Un piège numérique implacable
« Sur Snapchat, j’ai un compte où je dis avoir 12 ans. Il a dépassé les 13 000 abonnés, dont 8 000 ont accepté de discuter avec moi. » La révélation, faite lors de l’émission #100Politique sur CNEWS, est glaçante. Depuis plusieurs années, Monsieur Fox crée des faux profils de jeunes filles sur les réseaux sociaux, notamment Snapchat, pour recueillir des preuves de comportements illicites. Il les transmet ensuite aux autorités, sans se revendiquer comme un justicier, mais comme un simple « collecteur de preuves ».
Sa méthode est rigoureuse : il ne prend jamais l’initiative des conversations, n’ajoute personne, et rappelle systématiquement l’âge fictif de son personnage ainsi que le caractère illégal des échanges. Les dossiers qu’il constitue, composés de captures d’écran, d’enregistrements et parfois de vidéos diffusées en direct sur Twitch, sont autant de preuves accablantes. Depuis fin 2023, il utilise même des outils d’intelligence artificielle pour générer des visages, des arrière-plans ou des voix, rendant ses profils d’autant plus crédibles.
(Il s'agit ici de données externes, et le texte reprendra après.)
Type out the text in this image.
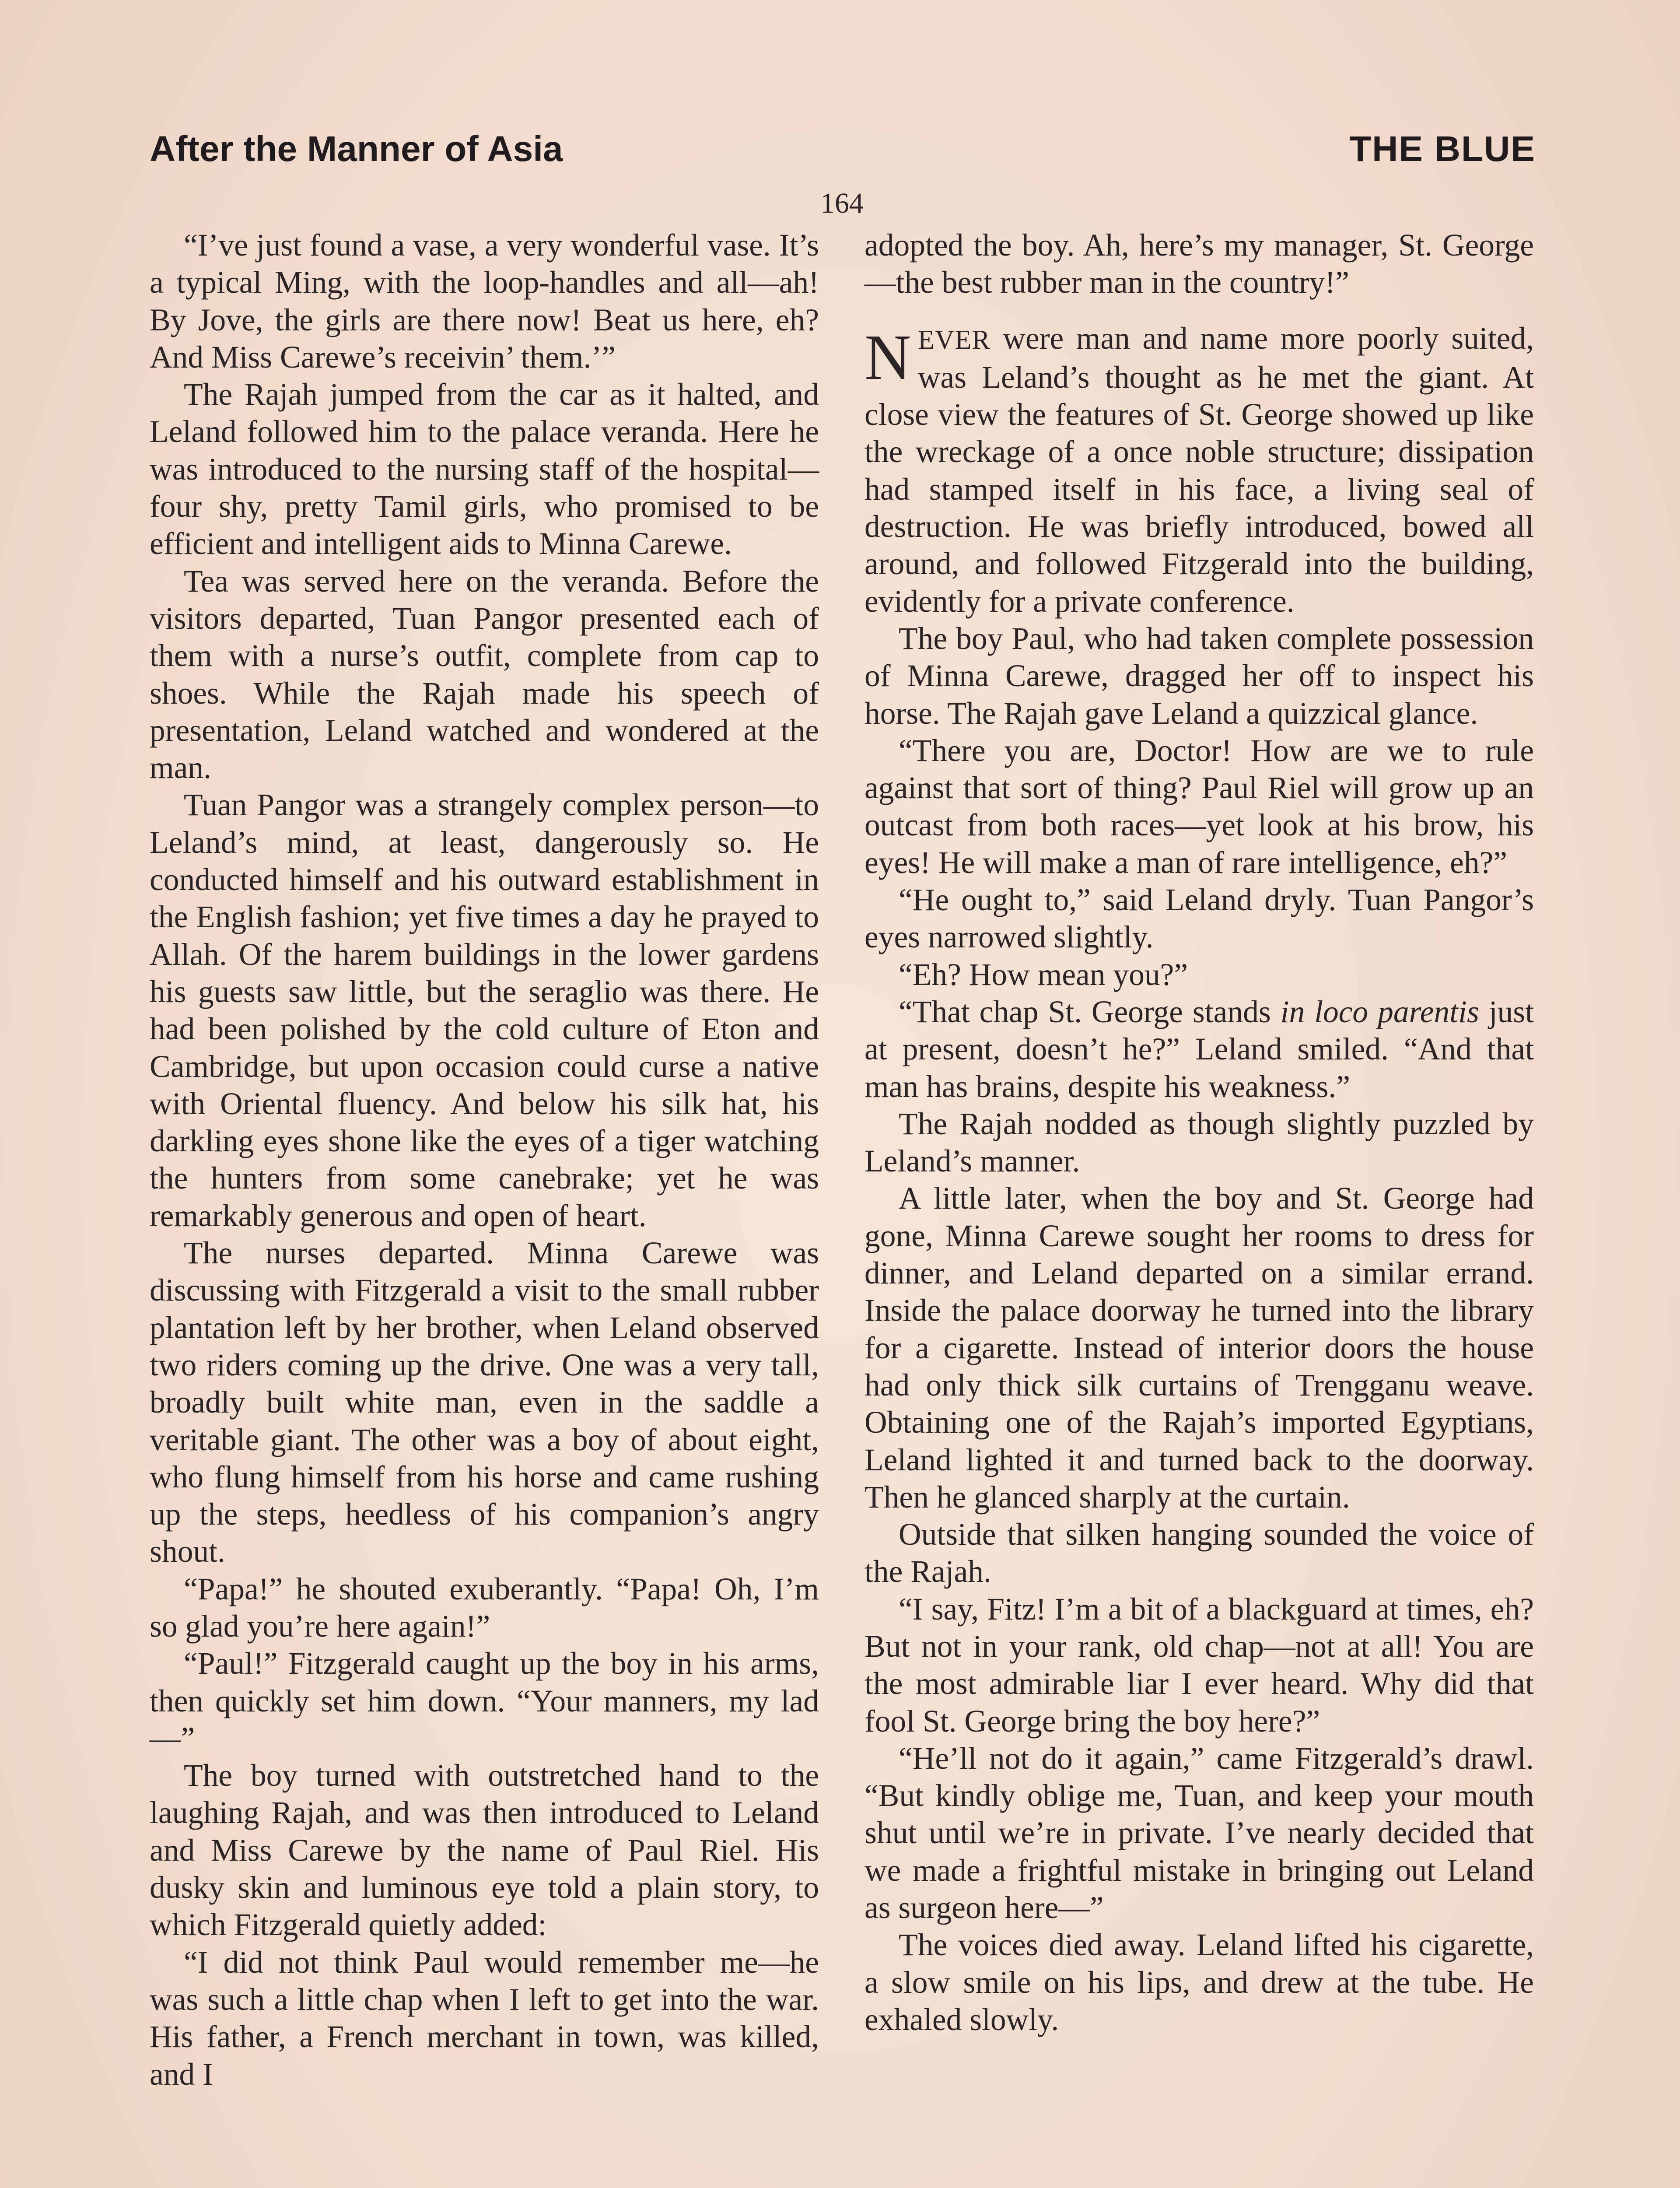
After the Manner of Asia	THE BLUE
164

“I’ve just found a vase, a very wonderful vase. It’s a typical Ming, with the loop-handles and all—ah! By Jove, the girls are there now! Beat us here, eh? And Miss Carewe’s receivin’ them.’”

The Rajah jumped from the car as it halted, and Leland followed him to the palace veranda. Here he was introduced to the nursing staff of the hospital—four shy, pretty Tamil girls, who promised to be efficient and intelligent aids to Minna Carewe.

Tea was served here on the veranda. Before the visitors departed, Tuan Pangor presented each of them with a nurse’s outfit, complete from cap to shoes. While the Rajah made his speech of presentation, Leland watched and wondered at the man.

Tuan Pangor was a strangely complex person—to Leland’s mind, at least, dangerously so. He conducted himself and his outward establishment in the English fashion; yet five times a day he prayed to Allah. Of the harem buildings in the lower gardens his guests saw little, but the seraglio was there. He had been polished by the cold culture of Eton and Cambridge, but upon occasion could curse a native with Oriental fluency. And below his silk hat, his darkling eyes shone like the eyes of a tiger watching the hunters from some canebrake; yet he was remarkably generous and open of heart.

The nurses departed. Minna Carewe was discussing with Fitzgerald a visit to the small rubber plantation left by her brother, when Leland observed two riders coming up the drive. One was a very tall, broadly built white man, even in the saddle a veritable giant. The other was a boy of about eight, who flung himself from his horse and came rushing up the steps, heedless of his companion’s angry shout.

“Papa!” he shouted exuberantly. “Papa! Oh, I’m so glad you’re here again!”

“Paul!” Fitzgerald caught up the boy in his arms, then quickly set him down. “Your manners, my lad—”

The boy turned with outstretched hand to the laughing Rajah, and was then introduced to Leland and Miss Carewe by the name of Paul Riel. His dusky skin and luminous eye told a plain story, to which Fitzgerald quietly added:

“I did not think Paul would remember me—he was such a little chap when I left to get into the war. His father, a French merchant in town, was killed, and I

adopted the boy. Ah, here’s my manager, St. George—the best rubber man in the country!”

NEVER were man and name more poorly suited, was Leland’s thought as he met the giant. At close view the features of St. George showed up like the wreckage of a once noble structure; dissipation had stamped itself in his face, a living seal of destruction. He was briefly introduced, bowed all around, and followed Fitzgerald into the building, evidently for a private conference.

The boy Paul, who had taken complete possession of Minna Carewe, dragged her off to inspect his horse. The Rajah gave Leland a quizzical glance.

“There you are, Doctor! How are we to rule against that sort of thing? Paul Riel will grow up an outcast from both races—yet look at his brow, his eyes! He will make a man of rare intelligence, eh?”

“He ought to,” said Leland dryly. Tuan Pangor’s eyes narrowed slightly.

“Eh? How mean you?”

“That chap St. George stands in loco parentis just at present, doesn’t he?” Leland smiled. “And that man has brains, despite his weakness.”

The Rajah nodded as though slightly puzzled by Leland’s manner.

A little later, when the boy and St. George had gone, Minna Carewe sought her rooms to dress for dinner, and Leland departed on a similar errand. Inside the palace doorway he turned into the library for a cigarette. Instead of interior doors the house had only thick silk curtains of Trengganu weave. Obtaining one of the Rajah’s imported Egyptians, Leland lighted it and turned back to the doorway. Then he glanced sharply at the curtain.

Outside that silken hanging sounded the voice of the Rajah.

“I say, Fitz! I’m a bit of a blackguard at times, eh? But not in your rank, old chap—not at all! You are the most admirable liar I ever heard. Why did that fool St. George bring the boy here?”

“He’ll not do it again,” came Fitzgerald’s drawl. “But kindly oblige me, Tuan, and keep your mouth shut until we’re in private. I’ve nearly decided that we made a frightful mistake in bringing out Leland as surgeon here—”

The voices died away. Leland lifted his cigarette, a slow smile on his lips, and drew at the tube. He exhaled slowly.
Affaire Lyhanna : «Sur Snapchat, j’ai un compte où je dis avoir 12 ans, qui a dépassé les 13.000 abonnés, dont 8.000 ont accepté de discuter avec moi», témoigne Monsieur Fox, hameçonneur de pédocriminels, dans #100Politique pic.twitter.com/LYcEHkZx3H
— CNEWS (@CNEWS) June 13, 2026
Un combat né de l’expérience
Monsieur Fox connaît le terrain. À 13 ans, il a lui-même été confronté à un pédocriminel sur la plateforme Habbo. Aujourd’hui, il insiste : « Ces comportements ne sont pas nouveaux. Mais les outils numériques, et désormais l’IA, en ont décuplé l’ampleur. » Son action, qu’il partage parfois publiquement à des fins de sensibilisation, illustre une réalité terrifiante : des milliers de personnes acceptent d’engager des discussions avec ce qu’elles croient être une enfant.
Une justice à la traîne, un citoyen en première ligne
Pourtant, les autorités rappellent que les signalements doivent transiter par les canaux officiels (Pharos, plateformes des réseaux sociaux, gendarmerie ou police) pour ne pas compromettre les enquêtes en cours. Les initiatives citoyennes comme celle de Monsieur Fox, bien que parfois utiles, risquent en effet d’alerter les suspects et de les inciter à détruire des preuves.
Mais dans un système où des hommes comme Jérôme Barella – déjà signalé à plusieurs reprises pour des faits de pédocriminalité – peuvent agir en toute impunité, Monsieur Fox devient, malgré lui, un acteur clé de la lutte contre ces crimes. Son témoignage dans #100Politique est accablant : en quelques mois, un seul faux profil d’enfant peut générer des milliers de contacts potentiellement illicites.
Un constat accablant : l’inaction coûte des vies
L’affaire Lyhanna a remis au cœur du débat une question lancinante : comment améliorer la coordination entre signalements, enquêtes judiciaires et modération des plateformes numériques ? Monsieur Fox, lui, a choisi d’agir. Reste à savoir si la France saura — enfin — suivre son exemple.